Propensity to claim in motor and home insurance

House with red front door and hanging baskets - Propensity to claim motor and house insurance

The Client

The client is a major player in the insurance industry.

The Challenge

To use Machine Learning on the client’s data in order to predict ‘propensity to claim’ in Motor and Home insurance.

The Constraints

The data required a considerable clean-up. Like all organisations, the client had a large number of data stores and some historic issues with its data collection. These would need to be amalgamated and cleaned up.

With the advent of the GDPR, there were some constraints on the breadth of personal data the client could share with us. To get around this we one-time encrypted the personal data details, such as the name and postcode etc, and the client kept the encryption keys. This allowed us to compare encrypted values of data (such as the postcodes) to determine whether they were the same, without actually knowing the values themselves.

The Method

Our approach involved the creation of several competing algorithms – Random Forest, Support Vector Machine and Stochastic Gradient Descent Classifier.

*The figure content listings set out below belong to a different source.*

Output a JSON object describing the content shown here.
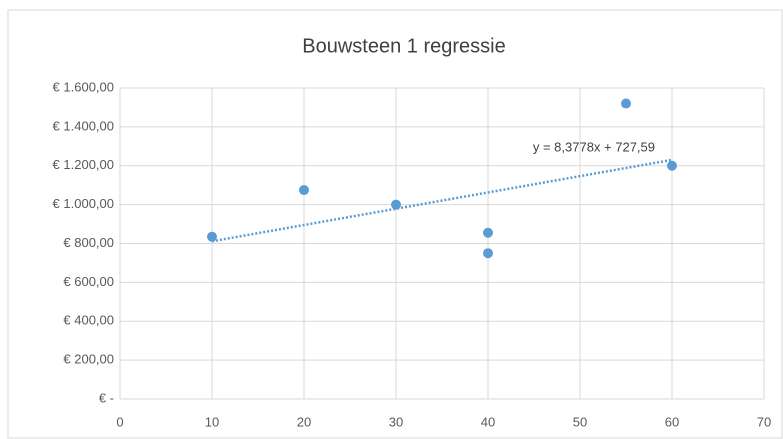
{
  "chart_data": {
    "type": "scatter",
    "title": "Bouwsteen 1 regressie",
    "x": [
      10,
      20,
      30,
      40,
      40,
      55,
      60
    ],
    "values": [
      835,
      1075,
      1000,
      855,
      750,
      1520,
      1200
    ],
    "color": "#5b9bd5",
    "xlim": [
      0,
      70
    ],
    "xticks": [
      0,
      10,
      20,
      30,
      40,
      50,
      60,
      70
    ],
    "ylim": [
      0,
      1600
    ],
    "yticks": [
      {
        "value": 0,
        "label": "€ -"
      },
      {
        "value": 200,
        "label": "€ 200,00"
      },
      {
        "value": 400,
        "label": "€ 400,00"
      },
      {
        "value": 600,
        "label": "€ 600,00"
      },
      {
        "value": 800,
        "label": "€ 800,00"
      },
      {
        "value": 1000,
        "label": "€ 1.000,00"
      },
      {
        "value": 1200,
        "label": "€ 1.200,00"
      },
      {
        "value": 1400,
        "label": "€ 1.400,00"
      },
      {
        "value": 1600,
        "label": "€ 1.600,00"
      }
    ],
    "grid": true,
    "trendline": {
      "slope": 8.3778,
      "intercept": 727.59,
      "label": "y = 8,3778x + 727,59"
    }
  }
}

The algorithms were then heavily adjusted in our lab to extract the best results from the data.

A good example of such an adjustment is our use of Natural Language Processing with the Occupation of the insured person. We analysed how often humans used occupations in a similar sentence such as “…so and so became ill and went to the <vet> >doctor> <nurse>… ”, which then allowed us to group occupations into clusters by linguistic similarity.

This in turn allowed us to group ‘Chauffeur’ and ‘Driver’ into the same occupation cluster,  therefore increasing our learning for both occupations.

We managed to scale down several thousand occupations to just 100 clusters, an approach which revealed significant results in terms of improving accuracy.

The Outcome

While contractual constraints prevent us from divulging too much detail, we were able to show clear and consistent capacity to predict a claim at considerably higher rates than the industry standard. The model was trained on 1.3 million records, then tested on 628K.

The client has chosen to proceed with putting the model live, with the work currently ongoing.